`lim_(x rarr 0)(48)/(x^(4))int_(0)^(x)(t^(3))/(t^(6)+1)dt` is equal to

To solve the limit \[ \lim_{x \to 0} \frac{48}{x^4} \int_0^x \frac{t^3}{t^6 + 1} dt, \] we can use L'Hôpital's rule since both the numerator and the denominator approach 0 as \(x\) approaches 0. ### Step 1: Identify the form of the limit As \(x \to 0\), the integral \(\int_0^x \frac{t^3}{t^6 + 1} dt\) approaches 0, and \(x^4\) also approaches 0. Thus, we have a \( \frac{0}{0} \) form. ### Step 2: Apply L'Hôpital's Rule According to L'Hôpital's rule, we differentiate the numerator and the denominator with respect to \(x\): - **Numerator**: \( \int_0^x \frac{t^3}{t^6 + 1} dt \) differentiated with respect to \(x\) gives us \( \frac{x^3}{x^6 + 1} \) (by the Fundamental Theorem of Calculus). - **Denominator**: \( x^4 \) differentiated with respect to \(x\) gives us \( 4x^3 \).

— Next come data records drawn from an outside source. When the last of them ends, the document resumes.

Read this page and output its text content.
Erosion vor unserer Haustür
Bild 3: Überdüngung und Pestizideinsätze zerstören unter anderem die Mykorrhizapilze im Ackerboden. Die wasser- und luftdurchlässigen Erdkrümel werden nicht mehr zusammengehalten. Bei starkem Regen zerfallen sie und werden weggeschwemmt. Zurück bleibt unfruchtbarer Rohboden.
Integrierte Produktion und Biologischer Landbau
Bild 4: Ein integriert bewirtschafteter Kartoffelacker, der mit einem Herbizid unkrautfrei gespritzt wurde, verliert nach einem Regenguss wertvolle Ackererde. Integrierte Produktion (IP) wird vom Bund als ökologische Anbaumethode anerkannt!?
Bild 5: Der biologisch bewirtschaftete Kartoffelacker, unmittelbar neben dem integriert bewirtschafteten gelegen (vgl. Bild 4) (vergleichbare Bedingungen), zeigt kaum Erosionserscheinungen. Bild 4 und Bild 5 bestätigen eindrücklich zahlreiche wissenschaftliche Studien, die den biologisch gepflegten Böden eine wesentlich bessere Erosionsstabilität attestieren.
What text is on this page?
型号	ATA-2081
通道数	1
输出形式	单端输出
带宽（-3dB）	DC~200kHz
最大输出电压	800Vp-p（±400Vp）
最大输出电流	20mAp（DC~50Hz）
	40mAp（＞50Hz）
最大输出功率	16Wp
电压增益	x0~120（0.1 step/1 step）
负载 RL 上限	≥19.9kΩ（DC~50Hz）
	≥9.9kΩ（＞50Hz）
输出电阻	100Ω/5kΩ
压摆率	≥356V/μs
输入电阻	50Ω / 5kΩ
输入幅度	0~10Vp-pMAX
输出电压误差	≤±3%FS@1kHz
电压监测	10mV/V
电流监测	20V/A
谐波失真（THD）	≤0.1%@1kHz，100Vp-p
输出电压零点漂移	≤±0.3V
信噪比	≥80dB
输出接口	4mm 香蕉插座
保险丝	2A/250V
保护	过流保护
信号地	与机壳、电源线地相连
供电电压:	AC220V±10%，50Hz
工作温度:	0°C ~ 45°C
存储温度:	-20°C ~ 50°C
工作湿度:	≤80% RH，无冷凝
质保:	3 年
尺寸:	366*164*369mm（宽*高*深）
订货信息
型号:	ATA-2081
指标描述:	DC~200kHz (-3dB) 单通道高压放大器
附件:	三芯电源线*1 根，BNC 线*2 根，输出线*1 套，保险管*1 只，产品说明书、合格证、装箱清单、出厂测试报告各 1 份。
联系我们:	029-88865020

Now we rewrite the limit: \[ \lim_{x \to 0} \frac{\frac{x^3}{x^6 + 1}}{4x^3}. \] ### Step 3: Simplify the expression We can simplify the expression: \[ \lim_{x \to 0} \frac{x^3}{4x^3(x^6 + 1)} = \lim_{x \to 0} \frac{1}{4(x^6 + 1)}. \] ### Step 4: Evaluate the limit As \(x\) approaches 0, \(x^6\) approaches 0, hence: \[ \lim_{x \to 0} \frac{1}{4(x^6 + 1)} = \frac{1}{4(0 + 1)} = \frac{1}{4}. \] ### Step 5: Multiply by the constant in front Now, we multiply this result by the constant 48 from the original limit: \[ 48 \cdot \frac{1}{4} = 12. \] Thus, the final result is: \[ \lim_{x \to 0} \frac{48}{x^4} \int_0^x \frac{t^3}{t^6 + 1} dt = 12. \] ### Final Answer The limit is equal to \(12\). ---